Department of Breast Surgical Oncology, The University of Texas MD Anderson Cancer Center, Houston, TX, USA.
Department of Radiation Oncology, The University of Texas MD Anderson Cancer Center, Houston, TX, USA.
Ann Surg Oncol. 2022 Oct;29(10):6381-6392. doi: 10.1245/s10434-022-12144-5. Epub 2022 Jul 14.
Inflammatory breast cancer (IBC) is a rare and aggressive subtype of breast cancer characterized by rapid progression and early metastasis, often with advanced nodal locations, including the supraclavicular (SCV) nodal basin. Previously considered M1 disease, ipsilateral clinical supraclavicular node involvement (N3c) disease is now considered locally advanced disease and warrants treatment with intent to cure. The objective of this study was to evaluate the long-term outcomes of patients with IBC and N3c disease.

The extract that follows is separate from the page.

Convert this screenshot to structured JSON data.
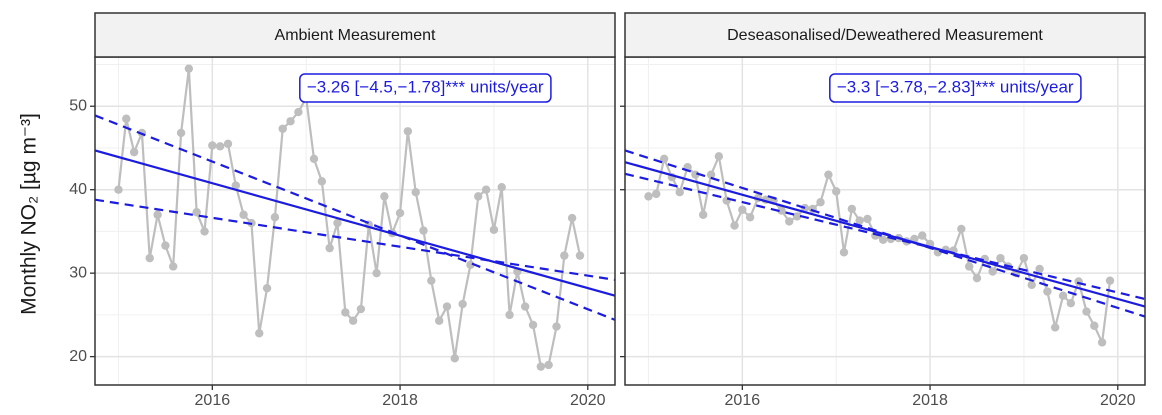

This study was conducted using a prospectively collected database of all patients with IBC treated at a dedicated cancer center from 2007 to 2019. Surgical patients with SCV nodal involvement and complete follow-up were identified. Our primary outcome was 5-year overall survival (OS). Multivariate Cox proportional hazards models were used to determine predictors for survival. Event-free survival (EFS) and OS were calculated using the Kaplan-Meier method.

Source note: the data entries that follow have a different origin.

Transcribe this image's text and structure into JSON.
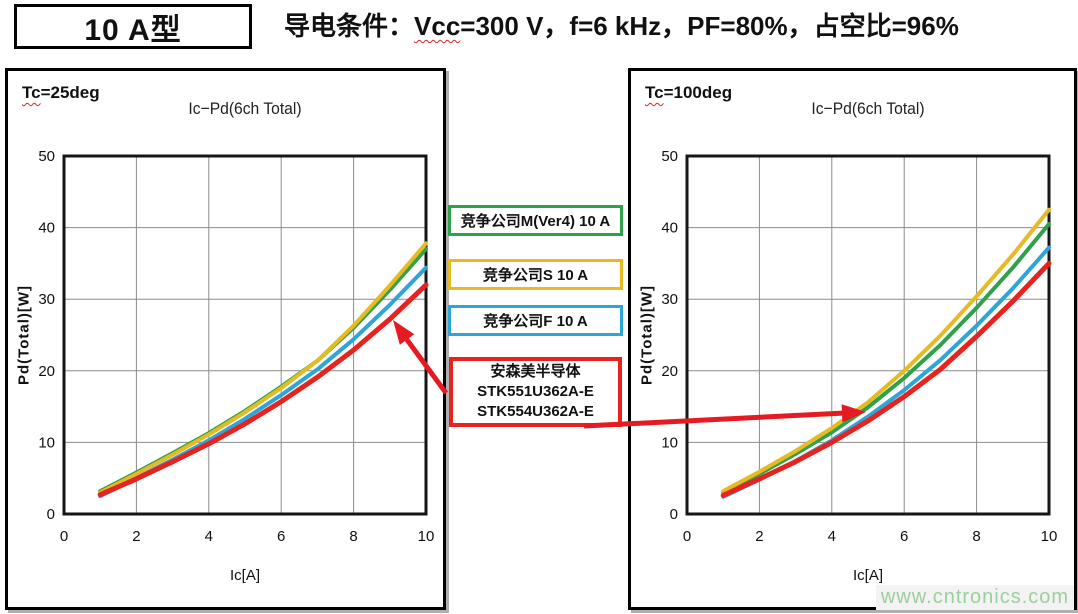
{
  "header": {
    "type_label": "10 A型",
    "conditions_prefix": "导电条件：",
    "conditions_vcc": "Vcc",
    "conditions_rest": "=300 V，f=6 kHz，PF=80%，占空比=96%"
  },
  "colors": {
    "competitor_m_green": "#2fa148",
    "competitor_s_yellow": "#e5ba22",
    "competitor_f_blue": "#2ea5d8",
    "onsemi_red": "#e6231f",
    "arrow": "#e41b23",
    "watermark_green": "#9bcf9b",
    "grid_gray": "#8c8c8c"
  },
  "legend": {
    "competitor_m": "竞争公司M(Ver4) 10 A",
    "competitor_s": "竞争公司S 10 A",
    "competitor_f": "竞争公司F 10 A",
    "onsemi_line1": "安森美半导体",
    "onsemi_line2": "STK551U362A-E",
    "onsemi_line3": "STK554U362A-E"
  },
  "watermark": "www.cntronics.com",
  "chart_data": [
    {
      "type": "line",
      "panel": "left",
      "condition": {
        "prefix": "Tc",
        "rest": "=25deg"
      },
      "title": "Ic−Pd(6ch Total)",
      "xlabel": "Ic[A]",
      "ylabel": "Pd(Total)[W]",
      "xlim": [
        0,
        10
      ],
      "ylim": [
        0,
        50
      ],
      "xticks": [
        0,
        2,
        4,
        6,
        8,
        10
      ],
      "yticks": [
        0,
        10,
        20,
        30,
        40,
        50
      ],
      "grid": true,
      "x": [
        1,
        2,
        3,
        4,
        5,
        6,
        7,
        8,
        9,
        10
      ],
      "series": [
        {
          "id": "competitor-m",
          "name": "竞争公司M(Ver4) 10 A",
          "color": "#2fa148",
          "width": 4,
          "values": [
            3.2,
            5.8,
            8.5,
            11.3,
            14.4,
            17.8,
            21.4,
            26.0,
            31.3,
            37.0
          ]
        },
        {
          "id": "competitor-s",
          "name": "竞争公司S 10 A",
          "color": "#e5ba22",
          "width": 4,
          "values": [
            3.0,
            5.6,
            8.3,
            11.1,
            14.2,
            17.6,
            21.4,
            26.3,
            31.9,
            37.8
          ]
        },
        {
          "id": "competitor-f",
          "name": "竞争公司F 10 A",
          "color": "#2ea5d8",
          "width": 4,
          "values": [
            2.5,
            5.0,
            7.6,
            10.3,
            13.3,
            16.6,
            20.2,
            24.4,
            29.2,
            34.4
          ]
        },
        {
          "id": "onsemi",
          "name": "安森美半导体 STK551U362A-E / STK554U362A-E",
          "color": "#e6231f",
          "width": 5,
          "values": [
            2.7,
            4.9,
            7.3,
            9.8,
            12.6,
            15.7,
            19.1,
            22.9,
            27.2,
            32.0
          ]
        }
      ]
    },
    {
      "type": "line",
      "panel": "right",
      "condition": {
        "prefix": "Tc",
        "rest": "=100deg"
      },
      "title": "Ic−Pd(6ch Total)",
      "xlabel": "Ic[A]",
      "ylabel": "Pd(Total)[W]",
      "xlim": [
        0,
        10
      ],
      "ylim": [
        0,
        50
      ],
      "xticks": [
        0,
        2,
        4,
        6,
        8,
        10
      ],
      "yticks": [
        0,
        10,
        20,
        30,
        40,
        50
      ],
      "grid": true,
      "x": [
        1,
        2,
        3,
        4,
        5,
        6,
        7,
        8,
        9,
        10
      ],
      "series": [
        {
          "id": "competitor-m",
          "name": "竞争公司M(Ver4) 10 A",
          "color": "#2fa148",
          "width": 4,
          "values": [
            3.0,
            5.6,
            8.4,
            11.4,
            14.9,
            19.0,
            23.6,
            28.8,
            34.4,
            40.5
          ]
        },
        {
          "id": "competitor-s",
          "name": "竞争公司S 10 A",
          "color": "#e5ba22",
          "width": 4,
          "values": [
            3.2,
            5.9,
            8.8,
            12.0,
            15.6,
            20.0,
            24.9,
            30.4,
            36.2,
            42.5
          ]
        },
        {
          "id": "competitor-f",
          "name": "竞争公司F 10 A",
          "color": "#2ea5d8",
          "width": 4,
          "values": [
            2.4,
            4.8,
            7.4,
            10.3,
            13.6,
            17.3,
            21.5,
            26.3,
            31.5,
            37.2
          ]
        },
        {
          "id": "onsemi",
          "name": "安森美半导体 STK551U362A-E / STK554U362A-E",
          "color": "#e6231f",
          "width": 5,
          "values": [
            2.6,
            4.9,
            7.3,
            10.0,
            13.0,
            16.4,
            20.2,
            24.8,
            29.7,
            35.0
          ]
        }
      ]
    }
  ]
}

There were 70 patients who met inclusion criteria. All patients underwent comprehensive trimodality therapy. The majority of patients had complete (66.2%) radiologic response in the SCV nodal basins following neoadjuvant therapy. Six patients (8.6%) had a locoregional recurrence, with two (2.9%) occurring in the supraclavicular fossa. The 5-year OS was 60.2% [95% confidence interval (CI) 47.7-72.7%]. Increasing age (hazard ratio 2.7; p = 0.03) and triple-negative subtype (hazard ratio 4.9; p = 0.03) were associated with poor OS. The 5-year EFS was 56.1% (95% CI 40.9-68.8%). The presence of more than ten positive axillary nodes on final surgical pathology (hazard ratio 5.5; p = 0.01) predicted poor EFS.

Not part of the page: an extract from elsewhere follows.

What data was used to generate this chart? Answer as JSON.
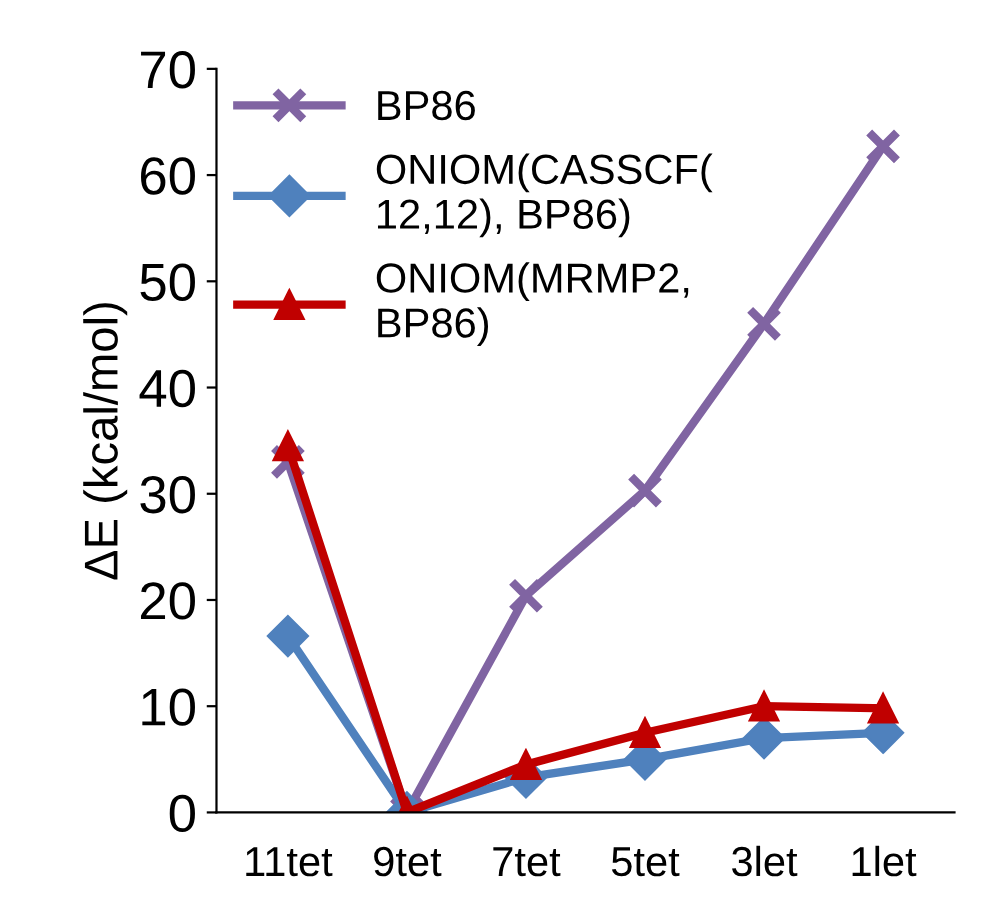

With comprehensive trimodality therapy and multidisciplinary team approach, patients with IBC with supraclavicular nodal involvement experience excellent locoregional control and favorable survival.
炎性乳腺癌(IBC)是一种罕见且侵袭性的乳腺癌亚型,其特征为快速进展和早期转移,常伴有晚期淋巴结转移,包括锁骨上(SCV)淋巴结区域。既往认为是 M1 期疾病,同侧临床锁骨上淋巴结受累(N3c)现在被认为是局部晚期疾病,需要治愈为目的进行治疗。本研究旨在评估 IBC 伴 N3c 疾病患者的长期预后。
本研究使用了 2007 年至 2019 年在一家专门癌症中心治疗的所有 IBC 患者的前瞻性收集数据库进行。确定了有 SCV 淋巴结受累和完整随访的手术患者。我们的主要结局是 5 年总生存率(OS)。多变量 Cox 比例风险模型用于确定生存预测因素。使用 Kaplan-Meier 方法计算无事件生存(EFS)和 OS。
共有 70 名符合纳入标准的患者。所有患者均接受了全面的三联疗法。大多数患者在新辅助治疗后 SCV 淋巴结区域的放射学反应完全缓解(66.2%)。6 名患者(8.6%)出现局部区域复发,其中 2 名(2.9%)发生在锁骨上窝。5 年 OS 为 60.2%(95%CI 47.7-72.7%)。年龄增长(风险比 2.7;p = 0.03)和三阴性亚型(风险比 4.9;p = 0.03)与较差的 OS 相关。5 年 EFS 为 56.1%(95%CI 40.9-68.8%)。最终手术病理中阳性腋窝淋巴结超过 10 个(风险比 5.5;p = 0.01)与 EFS 不良相关。
通过全面的三联疗法和多学科团队方法,伴锁骨上淋巴结受累的 IBC 患者可获得优异的局部区域控制和良好的生存。